Atmospheric Chemistry and Physics (Dec 2017)

The SPARC water vapor assessment II: intercomparison of satellite and ground-based microwave measurements

  • G. E. Nedoluha,
  • M. Kiefer,
  • S. Lossow,
  • R. M. Gomez,
  • N. Kämpfer,
  • M. Lainer,
  • P. Forkman,
  • O. M. Christensen,
  • J. J. Oh,
  • P. Hartogh,
  • J. Anderson,
  • K. Bramstedt,
  • B. M. Dinelli,
  • M. Garcia-Comas,
  • M. Hervig,
  • D. Murtagh,
  • P. Raspollini,
  • W. G. Read,
  • K. Rosenlof,
  • G. P. Stiller,
  • K. A. Walker

DOI
https://doi.org/10.5194/acp-17-14543-2017
Journal volume & issue
Vol. 17
pp. 14543 – 14558

Abstract

Read online

As part of the second SPARC (Stratosphere–troposphere Processes And their Role in Climate) water vapor assessment (WAVAS-II), we present measurements taken from or coincident with seven sites from which ground-based microwave instruments measure water vapor in the middle atmosphere. Six of the ground-based instruments are part of the Network for the Detection of Atmospheric Composition Change (NDACC) and provide datasets that can be used for drift and trend assessment. We compare measurements from these ground-based instruments with satellite datasets that have provided retrievals of water vapor in the lower mesosphere over extended periods since 1996. We first compare biases between the satellite and ground-based instruments from the upper stratosphere to the upper mesosphere.
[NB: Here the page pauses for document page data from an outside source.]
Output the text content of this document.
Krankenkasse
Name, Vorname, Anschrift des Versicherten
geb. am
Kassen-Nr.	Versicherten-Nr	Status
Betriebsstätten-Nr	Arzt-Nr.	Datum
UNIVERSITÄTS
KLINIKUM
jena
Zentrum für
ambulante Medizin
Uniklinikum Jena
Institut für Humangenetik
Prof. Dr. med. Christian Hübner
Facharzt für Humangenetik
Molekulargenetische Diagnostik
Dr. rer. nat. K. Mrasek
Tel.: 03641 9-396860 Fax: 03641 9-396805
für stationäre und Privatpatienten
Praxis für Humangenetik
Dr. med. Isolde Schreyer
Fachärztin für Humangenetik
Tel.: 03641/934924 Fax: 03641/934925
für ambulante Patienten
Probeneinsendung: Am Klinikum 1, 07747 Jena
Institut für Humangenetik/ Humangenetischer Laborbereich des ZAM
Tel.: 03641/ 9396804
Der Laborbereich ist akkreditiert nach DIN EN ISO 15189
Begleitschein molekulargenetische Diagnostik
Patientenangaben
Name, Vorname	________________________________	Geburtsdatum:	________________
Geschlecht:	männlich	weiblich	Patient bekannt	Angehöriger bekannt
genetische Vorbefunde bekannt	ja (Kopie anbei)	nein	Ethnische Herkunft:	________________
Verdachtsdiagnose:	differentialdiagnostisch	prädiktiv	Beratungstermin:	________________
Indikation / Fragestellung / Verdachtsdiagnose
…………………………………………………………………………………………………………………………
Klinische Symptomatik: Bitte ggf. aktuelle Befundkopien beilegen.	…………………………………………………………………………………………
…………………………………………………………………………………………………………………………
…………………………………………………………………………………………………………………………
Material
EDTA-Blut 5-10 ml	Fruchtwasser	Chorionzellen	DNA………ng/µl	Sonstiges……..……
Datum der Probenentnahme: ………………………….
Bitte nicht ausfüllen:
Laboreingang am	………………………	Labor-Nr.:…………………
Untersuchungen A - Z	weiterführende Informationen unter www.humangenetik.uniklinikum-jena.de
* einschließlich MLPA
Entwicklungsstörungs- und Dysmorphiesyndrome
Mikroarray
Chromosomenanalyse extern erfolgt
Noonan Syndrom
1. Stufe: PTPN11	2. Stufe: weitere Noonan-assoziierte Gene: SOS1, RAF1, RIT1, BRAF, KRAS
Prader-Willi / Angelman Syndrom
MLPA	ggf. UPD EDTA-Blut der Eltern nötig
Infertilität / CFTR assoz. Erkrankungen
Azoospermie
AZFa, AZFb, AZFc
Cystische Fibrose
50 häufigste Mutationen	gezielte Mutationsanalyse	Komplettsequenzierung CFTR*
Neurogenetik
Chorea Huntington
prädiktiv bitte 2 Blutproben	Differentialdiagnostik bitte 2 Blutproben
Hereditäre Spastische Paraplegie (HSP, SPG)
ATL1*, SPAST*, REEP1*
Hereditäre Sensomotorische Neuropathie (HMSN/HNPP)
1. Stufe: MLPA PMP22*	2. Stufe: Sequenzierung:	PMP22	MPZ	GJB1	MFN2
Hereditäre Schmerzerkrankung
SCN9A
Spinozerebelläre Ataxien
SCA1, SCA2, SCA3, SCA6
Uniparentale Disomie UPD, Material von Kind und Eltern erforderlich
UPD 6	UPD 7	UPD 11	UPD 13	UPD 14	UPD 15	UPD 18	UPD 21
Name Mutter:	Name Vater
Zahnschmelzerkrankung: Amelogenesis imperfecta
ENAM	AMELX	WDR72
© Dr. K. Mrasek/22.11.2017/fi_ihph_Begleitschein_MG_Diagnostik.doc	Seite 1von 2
We then show a number of time series comparisons at 0.46 hPa, a level that is sensitive to changes in H2O and CH4 entering the stratosphere but, because almost all CH4 has been oxidized, is relatively insensitive to dynamical variations. Interannual variations and drifts are investigated with respect to both the Aura Microwave Limb Sounder (MLS; from 2004 onwards) and each instrument's climatological mean. We find that the variation in the interannual difference in the mean H2O measured by any two instruments is typically ∼ 1%. Most of the datasets start in or after 2004 and show annual increases in H2O of 0–1 % yr−1. In particular, MLS shows a trend of between 0.5 % yr−1 and 0.7 % yr−1 at the comparison sites. However, the two longest measurement datasets used here, with measurements back to 1996, show much smaller trends of +0.1 % yr−1 (at Mauna Loa, Hawaii) and −0.1 % yr−1 (at Lauder, New Zealand).